String str = "Result";
String str1 = "Struel";

public void compare() {
    char[] firstString = str.toLowerCase().toCharArray();
    char[] secondString = str1.toLowerCase().toCharArray();

    Arrays.sort(firstString);
    Arrays.sort(secondString);

    if (Arrays.equals(firstString, secondString) == true) {
        System.out.println("Both the string contain same charecter");
    } else {
        System.out.println("Both the string contains different charecter");
    }
}

public static void main(String[] args) {
    CompareString compareString = new CompareString();
    compareString.compare();
}

}

Answer 8

here:

    String str1 = "abc";
    String str2 = "cba";
    /* create sorted strings */

/*  old buggy code
    String sorted_str1 = new String( java.utils.Arrays.sort(str1.toCharArray()) );
    String sorted_str2 = new String( java.utils.Arrays.sort(str2.toCharArray()) );
*/    
/* the new one */
char [] arr1 = str1.toCharArray();
char [] arr2 = str2.toCharArray();
java.utils.Arrays.sort(arr1);
java.utils.Arrays.sort(arr2);
String sorted_str1 = new String(arr1);
String sorted_str2 = new String(arr2);

if (sorted_str1.equals( sorted_str2 ) ) {
        /* true */
    } else {
        /* false */
    }

Answer 9

This problem can be simply solved in O(n) time and O(1) space. The idea is to use a temp array of size 26 as we have only 26 characters in the alphabet.
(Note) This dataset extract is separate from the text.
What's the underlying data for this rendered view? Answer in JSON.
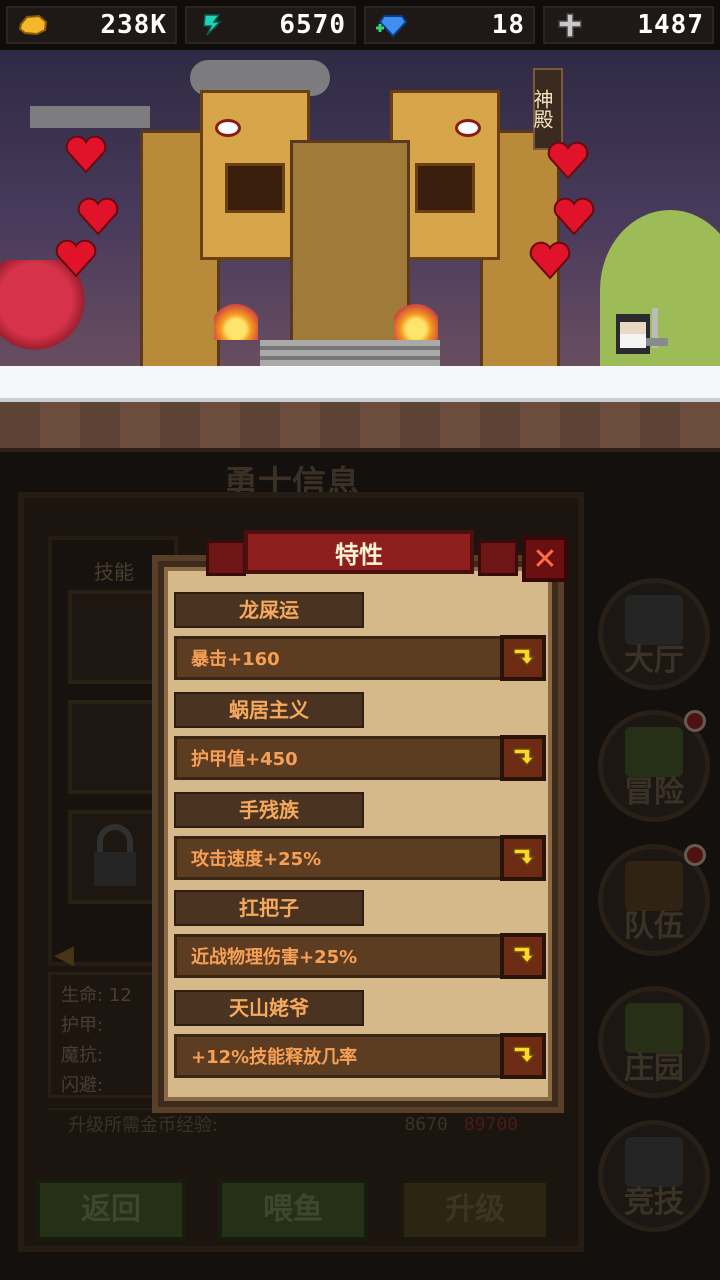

First, if length of both strings are different we immediately return false. We iterate over length of the given string and in temp array, increase frequency of every character in string one and decrease count of character occured in other string. At the end temp array should have 0 count for every character if strings have equal characters.

Answer 10

Agree to what @Jean says above for an efficient solution using HashMap. This problem is also called Anagram. Below is the solution in Scala.

Note: cleanString is where whitespaces are removed and all characters are lowercase

def isAnagram(cleanString1, cleanString2) = {
  createHashMap(cleanString1) == createHashMap(cleanString2)
}

def createHashMap(str: String): immutable.HashMap[Char, Int] = {
  str.foldLeft(immutable.HashMap.empty[Char, Int]) { (acc, next)
  => if (acc.contains(next)) acc + (next -> (acc(next) + 1)) 
     else acc + (next -> 1)
     }
}

Answer 11

public static boolean isSameLetters(String word1, String word2){
    String s1 = Arrays.stream(word1.trim().strip().replaceAll("\\s","").split("")).sorted().collect(Collectors.joining());
    String s2 = Arrays.stream(word2.trim().strip().replaceAll("\\s","").split("")).sorted().collect(Collectors.joining());
    System.out.printf("word 1: %s\nword 2: %s\n",s1,s2);
    return s1.equals(s2);
}

Answer 12

//C++

#include<bits/stdc++.h>
using namespace std;

string cmpstr(string &s1,string &s2){

map<int,int>m1;
map<int,int>m2;

for(auto &c:s1)m1[c]++;
for(auto &c:s2)m2[c]++;

return m1==m2?"true":"false";


}
int main(){
    string s1,s2;
    cin>>s1>>s2;
    cout<<cmpstr(s1,s2);
    return 0;
}

Answer 13

public static void main(String[] a) {
        String s1 = "bore", s2 = "robe";
        char[] ch1 = s1.toCharArray();
        Arrays.sort(ch1);

        char[] ch2 = s2.toCharArray();
        Arrays.sort(ch2);
        System.out
                .println("Using array comparision method,Both strings contains same chars :" + Arrays.equals(ch1, ch2));

        String s11 = new String(ch1);
        String s22 = new String(ch2);
        System.out
                .println("Using String equals method,Both strings contains same chars : :" + s11.equalsIgnoreCase(s22));
    }

Here I have used Arrays & String class methods. Whatever comes at first in you mind you can use that. If comparison is the only purpose then use Arrays method and avoid creating string.

If you want o/p in string then anyway you will have to create strings.